Interchanging the roles of ${x}$ and ${y}$ gives the opportunity to plot the graph of the inverse function based on the graph of the function ${y}={f{{\left({x}\right)}}}$. Since the point ${\left({x}_{{0}},{y}_{{0}}\right)}$ lies on the graph of ${f{}}$, we have that ${\left({y}_{{0}},{x}_{{0}}\right)}$ lies on the graph of ${{f}}^{{-{1}}}$. So, the graph of the inverse is obtained by reflecting the graph of the function about the line ${y}={x}$.

Example 4. Sketch the graph of ${y}=\sqrt{{{x}-{1}}}$ and its inverse.

The domain of ${y}=\sqrt{{{x}-{1}}}$ is ${x}-{1}\ge{0}$, or ${x}\ge{1}$. The range is ${y}\ge{0}$.

This means that the domain of the inverse is ${x}\ge{0}$ and the range is ${y}\ge{1}$.
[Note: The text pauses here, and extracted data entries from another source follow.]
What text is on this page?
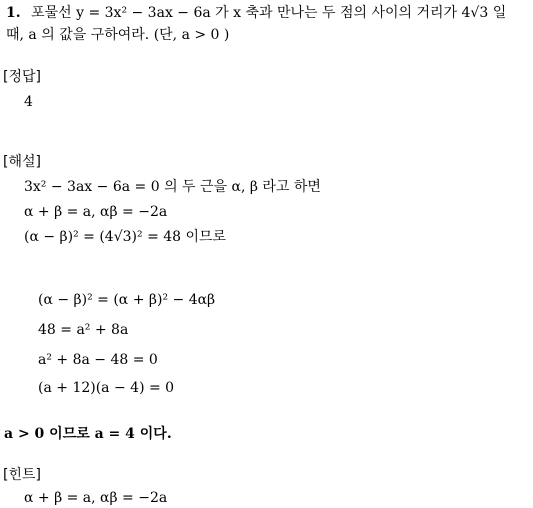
1. 포물선 y = 3x² − 3ax − 6a 가 x 축과 만나는 두 점의 사이의 거리가 4√3 일
때, a 의 값을 구하여라. (단, a > 0 )
[정답]
4
[해설]
3x² − 3ax − 6a = 0 의 두 근을 α, β 라고 하면
α + β = a, αβ = −2a
(α − β)² = (4√3)² = 48 이므로
(α − β)² = (α + β)² − 4αβ
48 = a² + 8a
a² + 8a − 48 = 0
(a + 12)(a − 4) = 0
a > 0 이므로 a = 4 이다.
[힌트]
α + β = a, αβ = −2a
To find the equation of the inverse, we write ${x}$ in terms of ${y}$: ${{y}}^{{2}}={x}-{1}$, or ${x}={{y}}^{{2}}+{1}$. Now, interchange ${y}$ and ${x}$: ${y}={{x}}^{{2}}+{1}$.

So, the inverse is ${y}={{x}}^{{2}}+{1}$.

Now, we draw the graph of the function ${y}=\sqrt{{{x}-{1}}}$ on the interval ${\left[{1},\infty\right)}$ and then reflect it about the line ${y}={x}$.